Quelle personnalité peut parvenir à rallier suffisamment de convictions et de suffrages autour de sa candidature

Pour Christophe Barbier, le vainqueur de 2012 sera un profil politique avec un talent de meneur. Selon lui, il est bien difficile d’en identifier un précisément aujourd’hui. La gauche est « explosée » entre ambitions personnelles, alliances aléatoires et un fluctuant corpus d’idée. La droite est « épuisée » avec un manque flagrant d’idées fortes et nouvelles et des jeunes plus réticents à la suivre qu’en 2007.

De son côté, Pascal Perrineau remarque que le traditionnel clivage gauche-droite s’estompe quelque peu. A ses yeux, le clivage des classes sociales a de moins en moins de sens de même que l’opposition entre libéralisme économique et social-démocratie. En revanche, on assiste à l’émergence d’autres clivages plus dogmatiques comme le refus de l’Europe (36% des Français pour un retour au Franc), la détestation de la mondialisation et la distorsion accrue entre les élites privilégiées et les classes intermédiaires qui se sentent fragilisées.

Du coup, quelle personnalité peut parvenir à rallier suffisamment de convictions et de suffrages autour de sa candidature ? Plus que le mythe de l’homme providentiel vers lequel certains électeurs sont enclins à se tourner, Christophe Barbier croit plus à un profil qui saura insuffler la confiance, notamment en résorbant le chômage et en réhabilitant l’acte d’entreprendre. Pascal Perrineau et Brice Teinturier estiment que la confiance est en effet le terreau qui permettra de restaurer la cohésion nationale et s’extirper d’un pays actuellement écartelé entre ses élites et sa population.

Conclusion – Petites pensées philosophiques avec Michel Maffesoli

Le philosophe Michel Maffesoli incite les grands dirigeants à « se purger de leurs convictions » pour s’ouvrir à d’autres valeurs

En conclusion de ce vaste et complexe panorama, j’ai choisi de reprendre quelques pensées délivrées par le philosophe et sociologue Michel Maffesoli lors de sa conversation avec Clara Gaymard, PDG de General Electric France. Cette discussion fut un authentique et profond moment de belle réflexion tout en restant accessible, pertinente et ancrée dans la vie réelle.

A la question de la valeur à accorder au mot « travail », Michel Maffesoli a notamment insisté pour que ce vocable aille au-delà de sa simple connotation économique. Pour lui, le travail doit aussi être synonyme de sens, de qualité, de plaisir, de créativité et même de ludique. De même, il faut s’affranchir du « quantitatif », du « chiffre magique » qui donne l’illusion de maîtrise et de pouvoir à tout résoudre. Il déplore que cet état d’esprit se soit pourtant capillarisé dans nos sociétés au point de tout décoder et considérer à travers des ratios et des tableaux de bord ! A ses yeux, il est impératif de modifier ce paradigme « thèse-antithèse-synthèse » qui ne répond plus aux aspirations profondes et qui réduit le travail à une seule dimension mécaniste.

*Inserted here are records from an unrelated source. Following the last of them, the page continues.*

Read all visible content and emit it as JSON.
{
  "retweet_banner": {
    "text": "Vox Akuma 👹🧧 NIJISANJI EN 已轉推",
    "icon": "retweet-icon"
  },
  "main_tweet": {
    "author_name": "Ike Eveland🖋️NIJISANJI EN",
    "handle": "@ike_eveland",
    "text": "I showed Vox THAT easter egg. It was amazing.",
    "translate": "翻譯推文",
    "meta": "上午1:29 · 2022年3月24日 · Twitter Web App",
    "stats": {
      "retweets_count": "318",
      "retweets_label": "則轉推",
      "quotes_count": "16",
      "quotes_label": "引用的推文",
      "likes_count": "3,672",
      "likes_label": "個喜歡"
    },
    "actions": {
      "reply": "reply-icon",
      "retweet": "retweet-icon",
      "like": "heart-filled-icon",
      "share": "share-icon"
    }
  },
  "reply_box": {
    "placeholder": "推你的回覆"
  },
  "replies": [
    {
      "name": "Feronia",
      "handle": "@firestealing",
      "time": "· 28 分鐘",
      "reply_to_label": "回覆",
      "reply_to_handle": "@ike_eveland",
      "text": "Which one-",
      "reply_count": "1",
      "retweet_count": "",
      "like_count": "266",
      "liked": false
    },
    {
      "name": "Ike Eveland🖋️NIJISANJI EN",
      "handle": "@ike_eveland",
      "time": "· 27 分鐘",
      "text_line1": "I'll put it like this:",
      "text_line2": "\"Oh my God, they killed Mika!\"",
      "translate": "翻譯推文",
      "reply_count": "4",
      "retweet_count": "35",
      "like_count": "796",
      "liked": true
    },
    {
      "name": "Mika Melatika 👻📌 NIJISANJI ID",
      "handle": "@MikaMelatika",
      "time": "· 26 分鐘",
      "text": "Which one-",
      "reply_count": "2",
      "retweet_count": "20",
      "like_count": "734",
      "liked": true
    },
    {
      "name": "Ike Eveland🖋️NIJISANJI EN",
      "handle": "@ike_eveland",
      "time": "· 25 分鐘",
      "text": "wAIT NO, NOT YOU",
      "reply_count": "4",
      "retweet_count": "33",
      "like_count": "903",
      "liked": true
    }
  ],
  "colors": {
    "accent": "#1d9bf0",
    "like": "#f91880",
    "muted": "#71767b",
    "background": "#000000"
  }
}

Aux dirigeants, il conseille en particulier d’être plus à l’écoute des choses et cesser de penser qu’ils sont maîtres des choses. Il va même plus loin en les incitant à « se purger de leurs convictions » pour s’ouvrir à d’autres valeurs. En guise de clin d’œil, il leur signifie que « la fin d’un monde n’est pas la fin du monde ». En d’autres termes, ce n’est plus selon lui, la rationalité, rouleau compresseur de la raison, qui prévaut mais l’imagination. Au lieu du contrat rationnel qu’on a l’habitude d’imposer, privilégions le pacte émotionnel.

A cet égard, il note que la loi verticale est désuète et que c’est progressivement la loi des pairs et de ce qui vient d’en bas qui émerge. Il ne faut plus seulement être éducatif et péremptoire mais « initiateur et accompagnateur ».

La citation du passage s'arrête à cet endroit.